The conversation has already moved beyond automation towards agentic AI, where systems are given the authority to execute tasks rather than just recommend them. While the promise is efficiency, the risks increase significantly when the underlying processes, data, and governance are not properly defined.

“The biggest mistake I see is moving into agentic AI before the foundation is clean,” Sabrina says. “Customers hear AI and think resource savings, but they skip the work of defining exactly what task AI is solving and all the edge cases where it breaks.”

A simple example like a password reset illustrates the point. It appears straightforward until the different scenarios are mapped in detail. Questions quickly emerge around identity, context, access rights, and failure handling. Without that level of clarity, automation introduces vulnerabilities rather than removing effort. When something goes wrong, it is typically the end user who discovers the issue first, which erodes trust and creates additional operational burden.

The operating model most organisations still lack

Many of these challenges can be traced back to how organisations structure ownership of ServiceNow.
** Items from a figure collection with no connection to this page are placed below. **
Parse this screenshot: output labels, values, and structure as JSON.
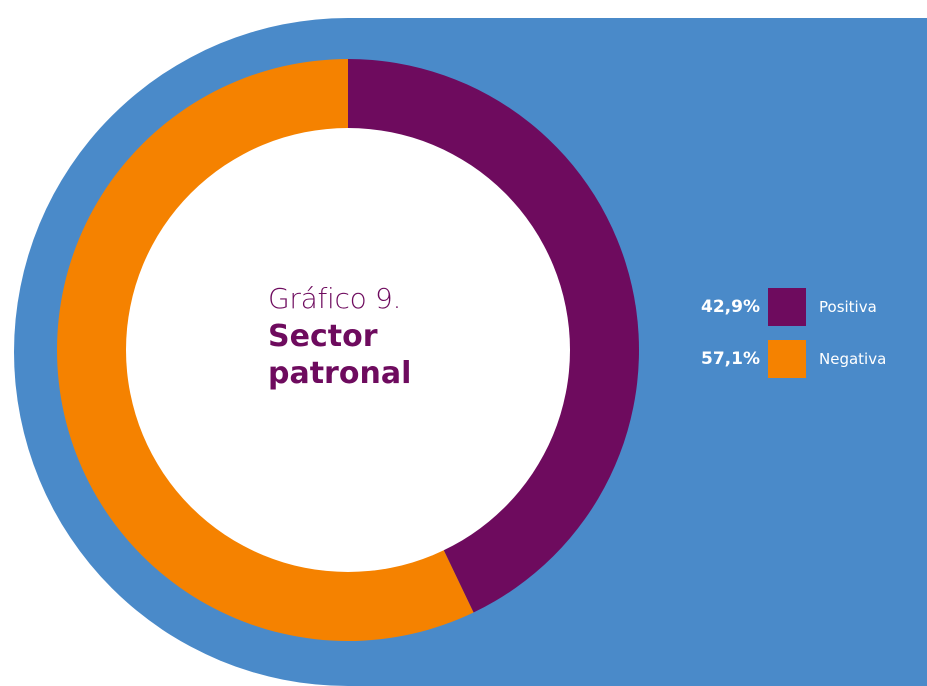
{
  "title": {
    "line1": "Gráfico 9.",
    "line2": "Sector",
    "line3": "patronal"
  },
  "colors": {
    "background": "#4a8ac9",
    "positiva": "#6e0b5e",
    "negativa": "#f58200",
    "title": "#6e0b5e"
  },
  "chart_data": {
    "type": "pie",
    "variant": "donut",
    "categories": [
      "Positiva",
      "Negativa"
    ],
    "values": [
      42.9,
      57.1
    ],
    "value_labels": [
      "42,9%",
      "57,1%"
    ],
    "colors": [
      "#6e0b5e",
      "#f58200"
    ],
    "legend_position": "right"
  }
}
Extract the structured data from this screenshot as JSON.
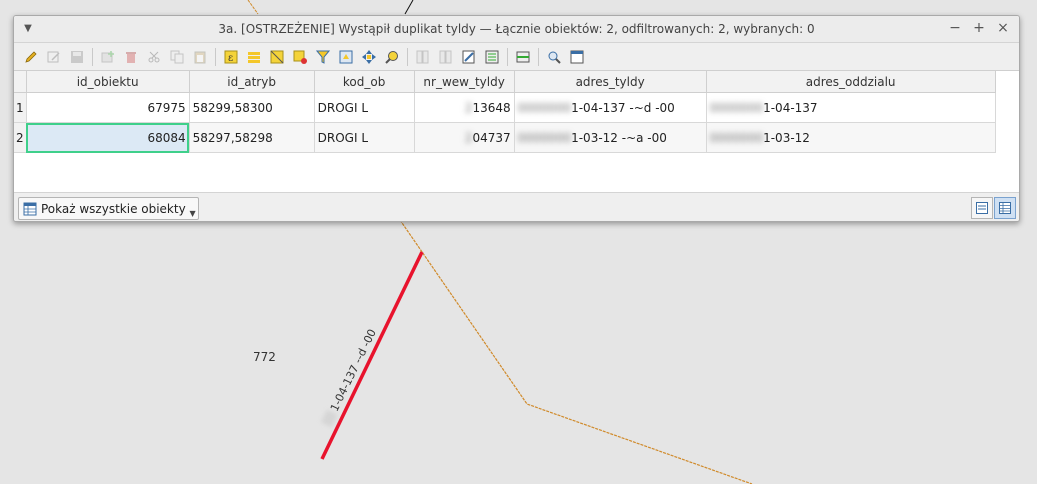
{
  "map": {
    "polygon_label": "772",
    "parcel_label": "1-04-137   --d  -00"
  },
  "window": {
    "title": "3a. [OSTRZEŻENIE] Wystąpił duplikat tyldy — Łącznie obiektów: 2, odfiltrowanych: 2, wybranych: 0",
    "buttons": {
      "minimize": "−",
      "maximize": "+",
      "close": "×"
    }
  },
  "toolbar": {
    "icons": [
      "pencil-icon",
      "multi-edit-icon",
      "save-icon",
      "add-feature-icon",
      "delete-icon",
      "cut-icon",
      "copy-icon",
      "paste-icon",
      "expression-select-icon",
      "select-all-icon",
      "invert-selection-icon",
      "deselect-icon",
      "filter-icon",
      "move-to-top-icon",
      "pan-to-selected-icon",
      "zoom-to-selected-icon",
      "new-field-icon",
      "delete-field-icon",
      "field-calculator-icon",
      "conditional-format-icon",
      "actions-icon",
      "dock-icon",
      "form-icon"
    ]
  },
  "table": {
    "columns": [
      "id_obiektu",
      "id_atryb",
      "kod_ob",
      "nr_wew_tyldy",
      "adres_tyldy",
      "adres_oddzialu"
    ],
    "rows": [
      {
        "num": "1",
        "id_obiektu": "67975",
        "id_atryb": "58299,58300",
        "kod_ob": "DROGI L",
        "nr_wew_tyldy": "13648",
        "adres_tyldy": "1-04-137   -~d  -00",
        "adres_oddzialu": "1-04-137"
      },
      {
        "num": "2",
        "id_obiektu": "68084",
        "id_atryb": "58297,58298",
        "kod_ob": "DROGI L",
        "nr_wew_tyldy": "04737",
        "adres_tyldy": "1-03-12    -~a  -00",
        "adres_oddzialu": "1-03-12"
      }
    ]
  },
  "bottom": {
    "filter_label": "Pokaż wszystkie obiekty"
  },
  "colors": {
    "selection_outline": "#3fd08b",
    "parcel_line": "#e8132d",
    "boundary_line": "#d08a2a"
  }
}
The platform is still often treated as an IT system, even though its real value lies in optimising business processes across the organisation.

“Realising value starts with having the right internal ownership,” Sabrina explains. “You need a Product Owner who genuinely wants to work with ServiceNow and sees it as a business optimisation tool, not just another system.”

That ownership needs to be supported by a broader operating model. Day-to-day operations should be handled internally to build capability and maintain control, while partners are brought in for more complex initiatives. Technical debt must be managed as a shared responsibility rather than deferred indefinitely, and out-of-the-box solutions should be treated as a starting point rather than a default answer.

Most importantly, organisations need to move away from siloed ownership. The organisations that create the most value are those where business and IT work together, bringing both process understanding and platform expertise into the same conversations. Without that combination, decisions are either technically sound but disconnected from reality, or business-driven but difficult to implement effectively.

What separates those who succeed

Over time, a clear pattern emerges. Organisations that succeed are not defined by how quickly they adopt new capabilities, but by the discipline they apply in building the foundation first. They invest time in understanding how work actually happens, involve the right people even when it slows things down, and treat AI as an enabler rather than a shortcut.

This approach is less visible than large transformation programmes or AI initiatives, but it is what creates lasting value. It also reflects a broader shift in how organisations need to think about technology.

At Sofigate, we see this every day. Business is technology, and real impact comes from bringing people, processes, and platforms together in a way that reflects how organisations actually operate. This requires clarity, shared ownership, and a willingness to address the real challenges behind the technical ones.

The real choice organisations face now

For organisations investing in ServiceNow, the question is no longer whether to adopt AI or scale the platform. That is already happening. The real question is whether the foundations are strong enough to support it.

Because speed without clarity does not create advantage. It creates fragility. And the more advanced the technology becomes, the faster that fragility is exposed.

Organisations that take the time to understand their processes, involve the right people, and build true business and IT ownership will move forward with confidence. Those that look for shortcuts will move just as fast, but with far less control over where they end up.

“AI does not replace the need to understand your business,” Sabrina says. “It makes that need more urgent.”

And that is where the difference is made. Not in the technology itself, but in the decisions that shape how it is used.